SEC. 207. (a) For the purpose of expediting the actual construction of public works contemplated by this title and to provide a means of financial assistance to persons under contract with the United States to perform such construction, the President is authorized and empowered, through the Administrator or through such other agencies as he may designate or create, to approve any assignment executed by any such contractor, with the written consent of the surety or sureties upon the penal bond executed in connection with his contract, to any national or State bank, or his claim against the United States, or any part of such claim, under such contract; and any assignment so approved shall be valid for all purposes, notwithstanding the provisions of sections 3737 and 3477 of the Revised Statutes, as amended.

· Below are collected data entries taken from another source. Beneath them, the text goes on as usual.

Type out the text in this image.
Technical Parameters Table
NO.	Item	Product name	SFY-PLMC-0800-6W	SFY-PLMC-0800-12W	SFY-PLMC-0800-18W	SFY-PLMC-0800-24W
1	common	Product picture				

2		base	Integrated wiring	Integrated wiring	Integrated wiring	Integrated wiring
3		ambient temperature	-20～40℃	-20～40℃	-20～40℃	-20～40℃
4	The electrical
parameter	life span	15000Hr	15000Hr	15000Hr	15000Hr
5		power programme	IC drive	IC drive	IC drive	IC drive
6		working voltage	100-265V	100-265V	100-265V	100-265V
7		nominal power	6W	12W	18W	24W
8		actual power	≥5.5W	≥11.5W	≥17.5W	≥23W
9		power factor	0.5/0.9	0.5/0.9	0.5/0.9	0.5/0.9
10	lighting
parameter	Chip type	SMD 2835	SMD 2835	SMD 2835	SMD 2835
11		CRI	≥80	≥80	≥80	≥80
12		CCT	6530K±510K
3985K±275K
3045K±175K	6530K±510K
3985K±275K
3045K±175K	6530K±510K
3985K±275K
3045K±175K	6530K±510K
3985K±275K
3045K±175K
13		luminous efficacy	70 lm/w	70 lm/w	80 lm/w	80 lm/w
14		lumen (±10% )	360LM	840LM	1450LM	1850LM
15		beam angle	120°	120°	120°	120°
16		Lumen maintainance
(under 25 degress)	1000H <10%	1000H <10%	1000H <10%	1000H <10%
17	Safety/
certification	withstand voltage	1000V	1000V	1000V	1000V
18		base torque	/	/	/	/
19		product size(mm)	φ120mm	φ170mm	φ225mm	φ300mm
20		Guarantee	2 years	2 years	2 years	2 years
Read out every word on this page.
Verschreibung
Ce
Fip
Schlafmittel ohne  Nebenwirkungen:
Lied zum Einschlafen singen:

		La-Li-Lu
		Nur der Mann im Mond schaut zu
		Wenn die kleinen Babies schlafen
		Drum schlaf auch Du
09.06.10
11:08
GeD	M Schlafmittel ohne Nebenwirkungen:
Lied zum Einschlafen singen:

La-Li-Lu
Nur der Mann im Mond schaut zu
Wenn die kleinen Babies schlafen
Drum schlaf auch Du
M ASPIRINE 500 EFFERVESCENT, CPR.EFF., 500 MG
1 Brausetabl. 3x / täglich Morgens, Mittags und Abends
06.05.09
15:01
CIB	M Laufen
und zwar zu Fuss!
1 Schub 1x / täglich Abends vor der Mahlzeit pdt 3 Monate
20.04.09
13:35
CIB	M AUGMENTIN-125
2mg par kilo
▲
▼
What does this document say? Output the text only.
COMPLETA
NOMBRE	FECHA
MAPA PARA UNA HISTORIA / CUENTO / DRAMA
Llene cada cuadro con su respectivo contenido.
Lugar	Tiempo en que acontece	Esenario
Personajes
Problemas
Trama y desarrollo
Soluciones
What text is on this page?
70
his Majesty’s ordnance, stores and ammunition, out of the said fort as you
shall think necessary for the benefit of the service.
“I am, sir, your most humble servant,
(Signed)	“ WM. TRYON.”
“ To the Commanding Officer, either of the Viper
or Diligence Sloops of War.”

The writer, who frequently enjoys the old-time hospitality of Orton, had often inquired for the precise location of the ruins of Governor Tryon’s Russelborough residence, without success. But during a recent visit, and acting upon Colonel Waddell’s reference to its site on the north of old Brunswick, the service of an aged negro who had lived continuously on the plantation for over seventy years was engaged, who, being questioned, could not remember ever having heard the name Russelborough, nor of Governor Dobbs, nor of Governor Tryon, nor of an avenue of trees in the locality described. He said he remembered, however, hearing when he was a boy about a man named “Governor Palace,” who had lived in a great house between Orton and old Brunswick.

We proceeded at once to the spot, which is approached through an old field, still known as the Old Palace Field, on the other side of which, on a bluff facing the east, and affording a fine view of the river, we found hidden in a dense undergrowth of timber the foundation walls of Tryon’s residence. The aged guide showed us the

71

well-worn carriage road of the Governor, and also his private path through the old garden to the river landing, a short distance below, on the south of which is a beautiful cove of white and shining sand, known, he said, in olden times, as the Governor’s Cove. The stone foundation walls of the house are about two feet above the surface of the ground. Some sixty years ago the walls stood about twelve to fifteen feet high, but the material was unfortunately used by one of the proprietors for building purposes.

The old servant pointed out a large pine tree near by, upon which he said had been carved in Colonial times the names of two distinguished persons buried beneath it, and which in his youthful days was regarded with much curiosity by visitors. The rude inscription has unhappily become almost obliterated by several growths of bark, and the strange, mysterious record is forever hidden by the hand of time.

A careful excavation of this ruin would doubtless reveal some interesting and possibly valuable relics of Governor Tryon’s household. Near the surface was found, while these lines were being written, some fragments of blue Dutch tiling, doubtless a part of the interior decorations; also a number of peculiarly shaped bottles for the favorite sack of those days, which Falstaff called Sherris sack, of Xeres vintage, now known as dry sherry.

(b) The funds received by a contractor under any advances made in consideration of any such assignment are hereby declared to be trust funds in the hands of such contractor to be first applied to the payment of claims of subcontractors, architects, engineers, surveyors, laborers, and material men in connection with the project, to the payment of premiums on the penal bond or bonds, and premiums accruing during the construction of such project on insurance policies taken in connection therewith. Any contractor and any officer, director, or agent of any such contractor, who applies, or consents to the application of, such funds for any other purpose and fails to pay any claim or premium hereinbefore mentioned, shall be deemed guilty of a misdemeanor and shall be punished by a fine of not more than $1,000 or by imprisonment for not more than one year, or by both such fine and imprisonment.

(c) Nothing in this section shall be considered as imposing upon the assignee any obligation to see to the proper application of the funds advanced by the assignee in consideration of such assignment.